With the cost of living rising rapidly and no immediate end in sight, food security is top of mind for many people. Although the spring equinox is less than 2 weeks away, the start of the gardening season will be much later for northern gardeners.
In the meantime, anyone planning an edible garden can certainly get their ducks in a row. Many experienced gardeners have already laid out their crop schedules, including when to sow seeds indoors. For those of you with less experience, there is a lot of good information available that will help you achieve your goal of growing some of your own herbs and vegetables.
If you are looking at a seed sowing schedule from any type of resource, there are a few important things to keep in mind:
- Be sure to plan to grow food you and your family will enjoy eating.
- Do a bit of research to ensure what you plan to grow will thrive in a northern garden. As much as you love sweet potatoes, we simply don’t have a long enough growing season for this crop.
- Be aware that we live in zone 4b to 5a on the plant hardiness scale. Our later northern spring will factor into how early seeds appropriate for starting indoors are sown. Resources that reference planting tender plants like cucumber, tomato and peppers on the May long weekend do not have a realistic timeframe for us. Local farmers wait until after the full moon in June to plant tender crops. Some experienced gardeners will push the envelope but always have frost blankets on hand, or a space to bring in plants during cold spells.
- Make sure you are clear on what crops CAN successfully be started indoors to get a jump on the growing season and those that are best sown directly into the garden.
- Source out seeds from local businesses, seed swaps, group trades or online stores.

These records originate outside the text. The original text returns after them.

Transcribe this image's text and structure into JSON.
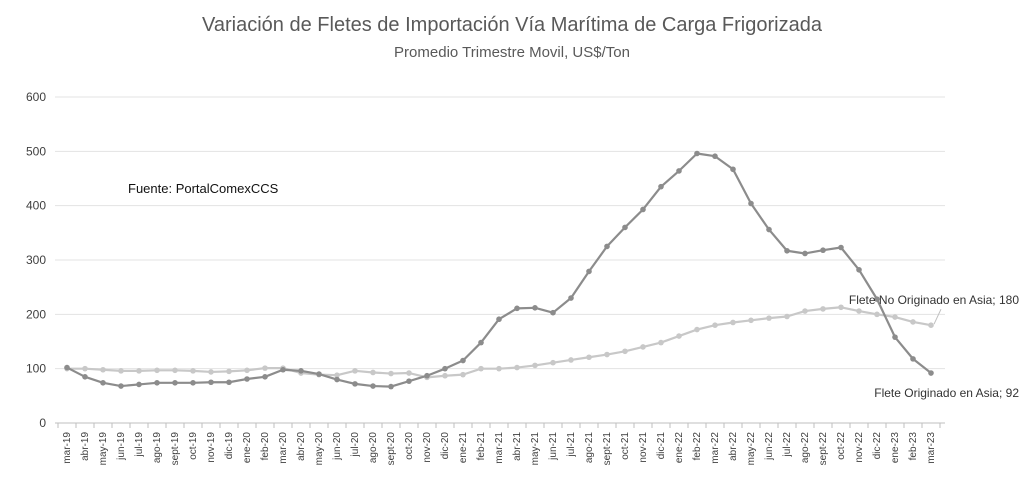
{
  "chart_data": {
    "type": "line",
    "title": "Variación de Fletes de Importación Vía Marítima de Carga Frigorizada",
    "subtitle": "Promedio Trimestre Movil, US$/Ton",
    "source_note": "Fuente: PortalComexCCS",
    "xlabel": "",
    "ylabel": "",
    "ylim": [
      0,
      600
    ],
    "yticks": [
      0,
      100,
      200,
      300,
      400,
      500,
      600
    ],
    "grid": true,
    "categories": [
      "mar-19",
      "abr-19",
      "may-19",
      "jun-19",
      "jul-19",
      "ago-19",
      "sept-19",
      "oct-19",
      "nov-19",
      "dic-19",
      "ene-20",
      "feb-20",
      "mar-20",
      "abr-20",
      "may-20",
      "jun-20",
      "jul-20",
      "ago-20",
      "sept-20",
      "oct-20",
      "nov-20",
      "dic-20",
      "ene-21",
      "feb-21",
      "mar-21",
      "abr-21",
      "may-21",
      "jun-21",
      "jul-21",
      "ago-21",
      "sept-21",
      "oct-21",
      "nov-21",
      "dic-21",
      "ene-22",
      "feb-22",
      "mar-22",
      "abr-22",
      "may-22",
      "jun-22",
      "jul-22",
      "ago-22",
      "sept-22",
      "oct-22",
      "nov-22",
      "dic-22",
      "ene-23",
      "feb-23",
      "mar-23"
    ],
    "series": [
      {
        "name": "Flete Originado en Asia",
        "label": "Flete Originado en Asia; 92",
        "color": "#8c8c8c",
        "values": [
          102,
          85,
          74,
          68,
          71,
          74,
          74,
          74,
          75,
          75,
          81,
          85,
          98,
          96,
          90,
          80,
          72,
          68,
          67,
          77,
          87,
          100,
          115,
          148,
          191,
          211,
          212,
          203,
          230,
          279,
          325,
          360,
          393,
          435,
          464,
          496,
          491,
          467,
          404,
          356,
          317,
          312,
          318,
          323,
          282,
          228,
          158,
          118,
          92
        ]
      },
      {
        "name": "Flete No Originado en Asia",
        "label": "Flete No Originado en Asia; 180",
        "color": "#c8c8c8",
        "values": [
          100,
          100,
          98,
          96,
          96,
          97,
          97,
          96,
          94,
          95,
          97,
          101,
          101,
          92,
          89,
          88,
          96,
          93,
          91,
          92,
          84,
          87,
          89,
          100,
          100,
          102,
          106,
          111,
          116,
          121,
          126,
          132,
          140,
          148,
          160,
          172,
          180,
          185,
          189,
          193,
          196,
          206,
          210,
          213,
          206,
          200,
          195,
          186,
          180
        ]
      }
    ]
  }
}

- Be sure you have the space with appropriate light to start seedlings indoors. You will need bright light from south or west windows or grow lights to produce healthy seedlings that can transition to outdoors at the appropriate time.

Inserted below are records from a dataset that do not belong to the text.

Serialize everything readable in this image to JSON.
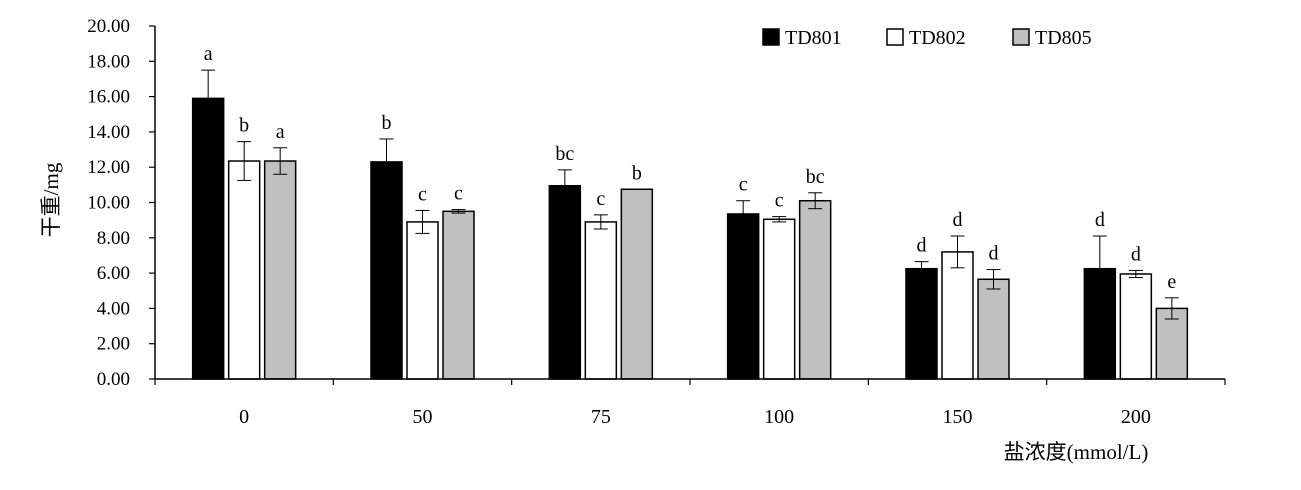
{
  "chart_data": {
    "type": "bar",
    "title": "",
    "xlabel": "盐浓度(mmol/L)",
    "ylabel": "干重/mg",
    "ylim": [
      0,
      20
    ],
    "ytick_labels": [
      "0.00",
      "2.00",
      "4.00",
      "6.00",
      "8.00",
      "10.00",
      "12.00",
      "14.00",
      "16.00",
      "18.00",
      "20.00"
    ],
    "categories": [
      "0",
      "50",
      "75",
      "100",
      "150",
      "200"
    ],
    "legend_position": "top-right",
    "grid": false,
    "series": [
      {
        "name": "TD801",
        "color": "#000000",
        "values": [
          15.9,
          12.3,
          10.95,
          9.35,
          6.25,
          6.25
        ],
        "errors": [
          1.6,
          1.3,
          0.9,
          0.75,
          0.4,
          1.85
        ],
        "letters": [
          "a",
          "b",
          "bc",
          "c",
          "d",
          "d"
        ]
      },
      {
        "name": "TD802",
        "color": "#ffffff",
        "values": [
          12.35,
          8.9,
          8.9,
          9.05,
          7.2,
          5.95
        ],
        "errors": [
          1.1,
          0.65,
          0.4,
          0.15,
          0.9,
          0.2
        ],
        "letters": [
          "b",
          "c",
          "c",
          "c",
          "d",
          "d"
        ]
      },
      {
        "name": "TD805",
        "color": "#c0c0c0",
        "values": [
          12.35,
          9.5,
          10.75,
          10.1,
          5.65,
          4.0
        ],
        "errors": [
          0.75,
          0.1,
          0.0,
          0.45,
          0.55,
          0.6
        ],
        "letters": [
          "a",
          "c",
          "b",
          "bc",
          "d",
          "e"
        ]
      }
    ]
  }
}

- Be realistic about the space you have and start on a small scale if this is your first time.
- When doing your research, take note of seed types that need special care pre-sowing to germinate well. Some seeds benefit from soaking and others don’t require that special treatment. Some seeds need to be planted in damp soil and chilled or frozen to germinate. All this information is available for the crops you want to grow. Resources include seed catalogs, seed package instructions, online vegetable growing blogs or groups and books available at local libraries.
- Be sure to collect all the seed starting supplies you need prior to your start date. If reusing pots or trays, make sure they are very clean. Use good quality growing medium meant for seed starting.

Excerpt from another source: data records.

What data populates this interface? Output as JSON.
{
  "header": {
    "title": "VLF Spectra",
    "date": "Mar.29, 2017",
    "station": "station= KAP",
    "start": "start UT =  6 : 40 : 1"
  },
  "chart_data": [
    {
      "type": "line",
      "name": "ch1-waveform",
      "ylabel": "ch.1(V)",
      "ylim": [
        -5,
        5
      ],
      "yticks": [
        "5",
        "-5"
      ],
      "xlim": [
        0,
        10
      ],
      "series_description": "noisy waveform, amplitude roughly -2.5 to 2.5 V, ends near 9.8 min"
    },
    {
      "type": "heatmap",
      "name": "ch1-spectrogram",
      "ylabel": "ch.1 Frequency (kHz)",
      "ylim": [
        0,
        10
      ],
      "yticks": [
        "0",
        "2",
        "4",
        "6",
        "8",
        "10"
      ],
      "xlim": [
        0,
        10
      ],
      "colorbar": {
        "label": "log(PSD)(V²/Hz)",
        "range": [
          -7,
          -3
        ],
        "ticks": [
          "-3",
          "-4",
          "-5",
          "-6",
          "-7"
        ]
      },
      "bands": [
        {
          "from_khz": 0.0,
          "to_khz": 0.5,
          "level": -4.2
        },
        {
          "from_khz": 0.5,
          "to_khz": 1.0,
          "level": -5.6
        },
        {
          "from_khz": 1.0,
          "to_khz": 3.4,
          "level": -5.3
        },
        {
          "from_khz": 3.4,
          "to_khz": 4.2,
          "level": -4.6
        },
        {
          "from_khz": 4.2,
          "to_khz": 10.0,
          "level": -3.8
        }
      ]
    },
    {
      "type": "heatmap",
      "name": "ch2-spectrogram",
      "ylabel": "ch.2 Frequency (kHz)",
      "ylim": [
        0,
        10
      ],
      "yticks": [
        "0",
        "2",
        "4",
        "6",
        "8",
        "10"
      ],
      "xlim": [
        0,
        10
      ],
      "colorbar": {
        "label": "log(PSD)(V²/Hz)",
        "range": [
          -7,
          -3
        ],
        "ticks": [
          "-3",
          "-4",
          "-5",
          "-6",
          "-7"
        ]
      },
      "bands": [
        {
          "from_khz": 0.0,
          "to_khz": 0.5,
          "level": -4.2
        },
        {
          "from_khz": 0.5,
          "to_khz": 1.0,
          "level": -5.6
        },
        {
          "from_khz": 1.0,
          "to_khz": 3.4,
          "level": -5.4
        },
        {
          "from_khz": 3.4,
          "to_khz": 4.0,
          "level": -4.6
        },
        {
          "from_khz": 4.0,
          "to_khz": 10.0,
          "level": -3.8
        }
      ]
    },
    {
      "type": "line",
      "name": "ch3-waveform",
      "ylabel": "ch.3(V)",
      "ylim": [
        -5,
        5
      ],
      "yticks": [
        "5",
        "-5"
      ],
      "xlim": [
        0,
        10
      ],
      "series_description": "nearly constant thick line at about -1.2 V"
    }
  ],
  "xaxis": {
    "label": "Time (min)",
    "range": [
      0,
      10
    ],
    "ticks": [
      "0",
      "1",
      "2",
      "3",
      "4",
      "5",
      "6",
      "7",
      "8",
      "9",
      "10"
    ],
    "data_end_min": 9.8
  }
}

- Be prepared to label everything you plant so there is no confusion later.
- Seeds will germinate faster with the application of bottom heat. I remember my first-time growing plants from seed involved setting freshly seeded trays on top of the fridge. If you don’t have a source for gentle bottom heat, you can certainly purchase a heat mat to set under your trays. A domed tray will also help keep moisture in the soil, so seeds germinate well, and tiny seedlings don’t dry out. However, constantly monitor your seedlings, as too much moisture can result in mould and seedling death.
If this all sounds like a daunting task for those of you new to gardening, you can buy seedlings already growing from local garden centres at a time appropriate for planting. Staff will be able to provide you guidance.
Are you an experienced gardener with some extra time? Why not consider mentoring someone who would love to learn! It will be very rewarding.
If you are a new gardener, don’t hesitate to ask a friend or relative for help.